1 static boolean transfer(Account from, Account to, int amount) throws InterruptedException {
2 long deadline = System.nanoTime() + TimeUnit.MILLISECONDS.toNanos(100);
3 while (System.nanoTime() < deadline) {
4 if (from.lock.tryLock(10, TimeUnit.MILLISECONDS)) {
5 try {
6 if (to.lock.tryLock(10, TimeUnit.MILLISECONDS)) {
7 try {
8 from.balance -= amount;
9 to.balance += amount;
10 return true;
11 } finally { to.lock.unlock(); }
12 }
13 } finally { from.lock.unlock(); }
14 }
15 Thread.sleep((long) (Math.random() * 5)); // jitter
16 }
17 return false;
18 }Key points
- •Deadlock = circular wait, Thread A holds X waits for Y, Thread B holds Y waits for X
- •Coffman conditions: mutual exclusion + hold-and-wait + no preemption + circular wait
- •Break ANY ONE of the four → no deadlock
- •Lock ordering (always acquire locks in a fixed global order) is the most common deadlock prevention
- •Livelock = threads keep retrying and stepping on each other, no blocking, no progress
- •Starvation = unfair scheduling, a thread is permanently outrun by others
Follow-up questions
▸What are the four Coffman conditions for deadlock?
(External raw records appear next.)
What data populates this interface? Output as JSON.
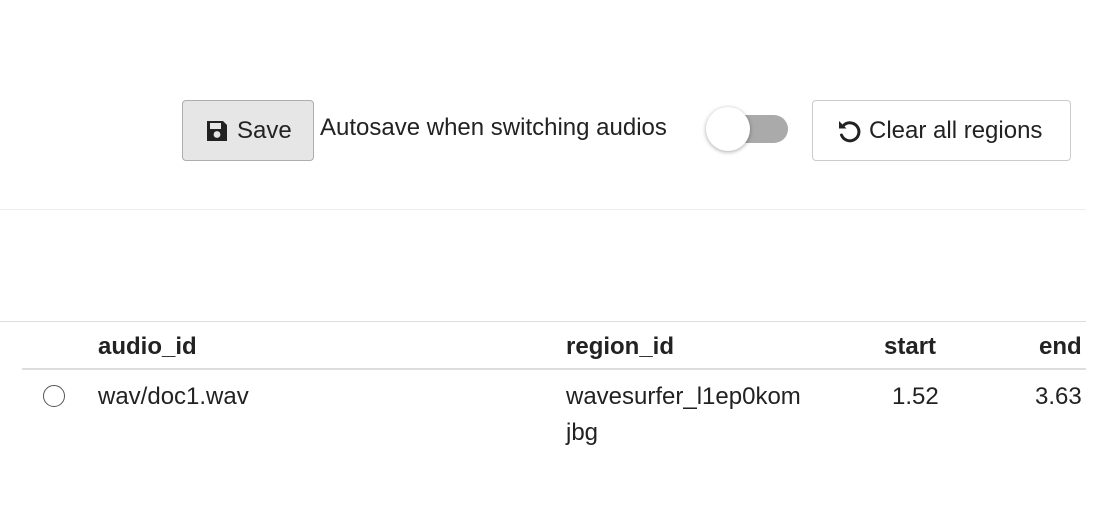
{
  "toolbar": {
    "save_label": "Save",
    "save_icon": "floppy-disk-icon",
    "autosave_label": "Autosave when switching audios",
    "autosave_enabled": false,
    "clear_label": "Clear all regions",
    "clear_icon": "undo-arrow-icon"
  },
  "table": {
    "columns": [
      "audio_id",
      "region_id",
      "start",
      "end"
    ],
    "rows": [
      {
        "selected": false,
        "audio_id": "wav/doc1.wav",
        "region_id": "wavesurfer_l1ep0komjbg",
        "start": "1.52",
        "end": "3.63"
      }
    ]
  }
}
▸What's the difference between deadlock and livelock?
▸How is deadlock prevented in practice?
▸Why does Java's ReentrantLock have tryLock and Go's sync.Mutex doesn't (until recently)?
▸What's starvation?
Gotchas
- !Reentrant locks (Java ReentrantLock, Python RLock) prevent self-deadlock but NOT mutual deadlock between threads
- !Holding a lock while calling user-supplied code (a callback, a remote service) is a deadlock waiting to happen, that code might try to take a held lock
- !Go's runtime detects only 'all goroutines asleep' deadlocks, partial deadlocks (some goroutines stuck, others running) are silent
- !Java's jstack and -XX:+PrintConcurrentLocks show deadlocked threads, use them in production hangs
- !Database transactions can deadlock too, ORDER BY-then-FOR UPDATE on different tables is the SQL version
Common pitfalls
- Adding more locks to 'fix' a race, often introduces deadlock instead
- Acquiring locks in different order in different code paths, the most common deadlock cause
- Using sleep-based backoff without jitter → livelock under contention
- Spinning on a try-lock without backoff → CPU burn livelock
Practice problems
Cycle detection in a directed graph (DFS or topological sort)
5 philosophers, 5 forks, classic deadlock setup. Solutions: enforce odd philosophers grab left first, even grab right first; or limit to 4 philosophers eating at once.
APIs worth memorising
- Java: ReentrantLock.tryLock(timeout), jstack, ThreadMXBean.findDeadlockedThreads()
- Python: threading.Lock.acquire(timeout), threading.Lock.acquire(blocking=False)
- Go: select with timeout case, sync.Mutex.TryLock (1.18+)
Database systems use deadlock detectors (cycle detection in the wait-for graph) and abort one of the transactions. JVM monitors detect deadlocks and dump them on demand. Production hangs are almost always one of: deadlock, network timeout, or infinite loop.